Goldman Sachs pushes Fed rate cut forecast to December 2026
investinglive.com
⦿ Executive Snapshot
- What: Goldman Sachs has revised its forecast for the next Federal Reserve rate cut to December 2026.
- Who: Goldman Sachs, Federal Reserve, economic team led by Jan Hatzius.
- Why it matters: The revision reflects persistent inflation and a resilient jobs market, impacting Treasury yields and economic conditions.
⦿ Key Developments
- Goldman Sachs pushed back its rate cut forecast to December 2026, from a prior estimate of September 2026.
- The revision is based on a stronger-than-expected April jobs report, indicating robust hiring trends.
- Goldman expects PCE inflation to remain around 3% through 2026, which is above the Fed's 2% target.
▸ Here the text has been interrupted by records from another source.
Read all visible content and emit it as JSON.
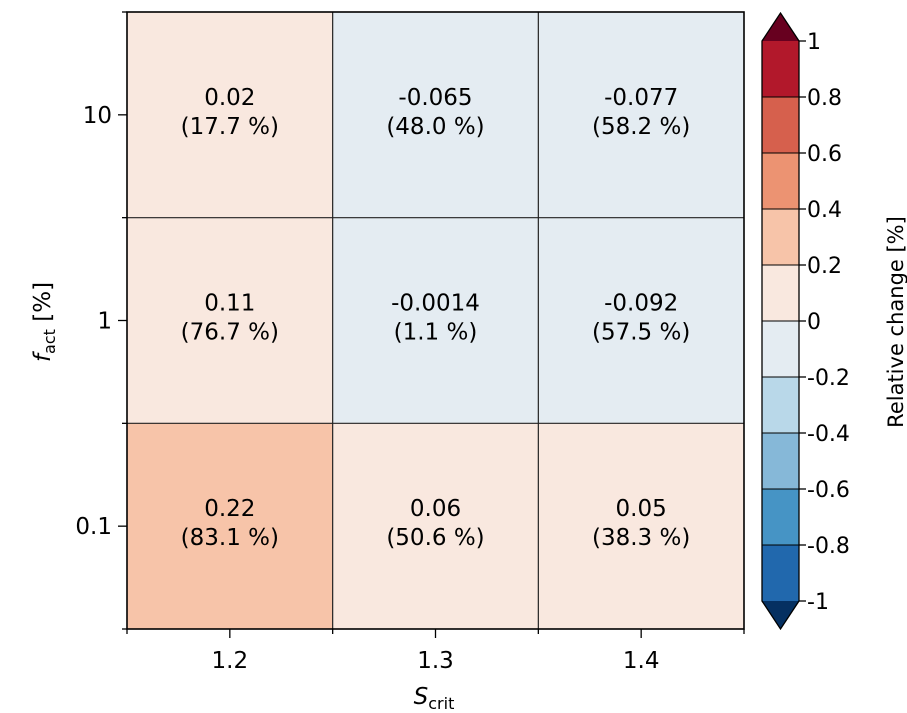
{
  "chart_data": {
    "type": "heatmap",
    "title": "",
    "xlabel_main": "S",
    "xlabel_sub": "crit",
    "ylabel_main": "f",
    "ylabel_sub": "act",
    "ylabel_rest": " [%]",
    "x_categories": [
      "1.2",
      "1.3",
      "1.4"
    ],
    "y_categories": [
      "0.1",
      "1",
      "10"
    ],
    "cells": [
      {
        "x": "1.2",
        "y": "10",
        "value": 0.02,
        "value_label": "0.02",
        "pct_label": "(17.7 %)"
      },
      {
        "x": "1.3",
        "y": "10",
        "value": -0.065,
        "value_label": "-0.065",
        "pct_label": "(48.0 %)"
      },
      {
        "x": "1.4",
        "y": "10",
        "value": -0.077,
        "value_label": "-0.077",
        "pct_label": "(58.2 %)"
      },
      {
        "x": "1.2",
        "y": "1",
        "value": 0.11,
        "value_label": "0.11",
        "pct_label": "(76.7 %)"
      },
      {
        "x": "1.3",
        "y": "1",
        "value": -0.0014,
        "value_label": "-0.0014",
        "pct_label": "(1.1 %)"
      },
      {
        "x": "1.4",
        "y": "1",
        "value": -0.092,
        "value_label": "-0.092",
        "pct_label": "(57.5 %)"
      },
      {
        "x": "1.2",
        "y": "0.1",
        "value": 0.22,
        "value_label": "0.22",
        "pct_label": "(83.1 %)"
      },
      {
        "x": "1.3",
        "y": "0.1",
        "value": 0.06,
        "value_label": "0.06",
        "pct_label": "(50.6 %)"
      },
      {
        "x": "1.4",
        "y": "0.1",
        "value": 0.05,
        "value_label": "0.05",
        "pct_label": "(38.3 %)"
      }
    ],
    "colorbar": {
      "label": "Relative change [%]",
      "range": [
        -1,
        1
      ],
      "extend": "both",
      "bins": [
        {
          "lo": 0.8,
          "hi": 1.0,
          "color": "#b2182b"
        },
        {
          "lo": 0.6,
          "hi": 0.8,
          "color": "#d6604d"
        },
        {
          "lo": 0.4,
          "hi": 0.6,
          "color": "#ec9372"
        },
        {
          "lo": 0.2,
          "hi": 0.4,
          "color": "#f7c4a9"
        },
        {
          "lo": 0.0,
          "hi": 0.2,
          "color": "#f9e8df"
        },
        {
          "lo": -0.2,
          "hi": 0.0,
          "color": "#e4ecf2"
        },
        {
          "lo": -0.4,
          "hi": -0.2,
          "color": "#b9d8e9"
        },
        {
          "lo": -0.6,
          "hi": -0.4,
          "color": "#86b8d8"
        },
        {
          "lo": -0.8,
          "hi": -0.6,
          "color": "#4694c5"
        },
        {
          "lo": -1.0,
          "hi": -0.8,
          "color": "#2168ad"
        }
      ],
      "over_color": "#67001f",
      "under_color": "#053061",
      "ticks": [
        "1",
        "0.8",
        "0.6",
        "0.4",
        "0.2",
        "0",
        "-0.2",
        "-0.4",
        "-0.6",
        "-0.8",
        "-1"
      ]
    }
  }
}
- The bank's terminal rate forecast remains unchanged at 3% to 3.25%, implying a slower easing path than previously anticipated.
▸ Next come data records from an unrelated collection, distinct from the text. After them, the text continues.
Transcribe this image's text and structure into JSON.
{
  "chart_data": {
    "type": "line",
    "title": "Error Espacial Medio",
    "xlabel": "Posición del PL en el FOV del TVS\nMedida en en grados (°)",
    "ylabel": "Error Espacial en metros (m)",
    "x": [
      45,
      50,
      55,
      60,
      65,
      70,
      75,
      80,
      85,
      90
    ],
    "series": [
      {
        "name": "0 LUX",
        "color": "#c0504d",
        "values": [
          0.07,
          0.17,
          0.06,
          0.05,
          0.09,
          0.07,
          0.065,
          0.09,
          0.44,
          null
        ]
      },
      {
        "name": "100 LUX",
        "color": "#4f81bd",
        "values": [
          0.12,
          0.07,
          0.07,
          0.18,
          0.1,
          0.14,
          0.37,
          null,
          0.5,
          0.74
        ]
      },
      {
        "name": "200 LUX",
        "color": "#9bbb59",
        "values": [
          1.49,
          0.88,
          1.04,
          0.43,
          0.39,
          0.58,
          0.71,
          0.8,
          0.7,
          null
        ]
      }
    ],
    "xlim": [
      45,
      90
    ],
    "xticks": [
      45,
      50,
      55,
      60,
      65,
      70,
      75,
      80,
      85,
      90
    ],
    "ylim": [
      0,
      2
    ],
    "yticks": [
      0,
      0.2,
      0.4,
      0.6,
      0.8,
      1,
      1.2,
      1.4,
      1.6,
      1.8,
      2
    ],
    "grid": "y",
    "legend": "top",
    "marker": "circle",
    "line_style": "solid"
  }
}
- Goldman also reduced its estimate for the probability of a US recession over the next 12 months, suggesting economic resilience.
⦿ Strategic Context
- The delay in rate cuts reflects ongoing inflationary pressures driven significantly by rising energy costs, particularly due to geopolitical tensions.
- This forecast fits into a broader narrative of the Fed's cautious approach to monetary policy amid persistent inflation and a resilient labor market.
⦿ Strategic Implications
- The immediate consequence is upward pressure on Treasury yields, as the market adjusts to a prolonged period of Fed rate holds.
- Long-term operational implications include potential impacts on rate-sensitive sectors and corporate borrowing costs, as the easing cycle may be shallower than expected.
⦿ Risks & Constraints
- Potential risks include unforeseen regulatory actions or changes in economic conditions that could affect inflation or employment rates.
- Competition from other financial institutions or shifts in market sentiment could also influence the effectiveness of Goldman Sachs' projections.
⦿ Watchlist / Forward Signals
- Upcoming economic data releases, particularly concerning inflation and employment, will be critical in assessing the validity of Goldman's forecast.
- Any further escalations in geopolitical tensions, particularly in the energy sector, could signal changes in financial conditions and impact the timeline for rate cuts.
Frequently Asked Questions
What is Goldman Sachs' new forecast for the Federal Reserve rate cut?
Goldman Sachs has revised its forecast for the next Federal Reserve rate cut to December 2026.
Why did Goldman Sachs push back its rate cut forecast?
The revision is based on a stronger-than-expected April jobs report and persistent inflation, particularly driven by rising energy costs.
How does the delay in rate cuts affect Treasury yields?
The delay creates upward pressure on Treasury yields as the market adjusts to a prolonged period of Fed rate holds.
Who is leading the economic team at Goldman Sachs that made this forecast?
The economic team at Goldman Sachs is led by Jan Hatzius.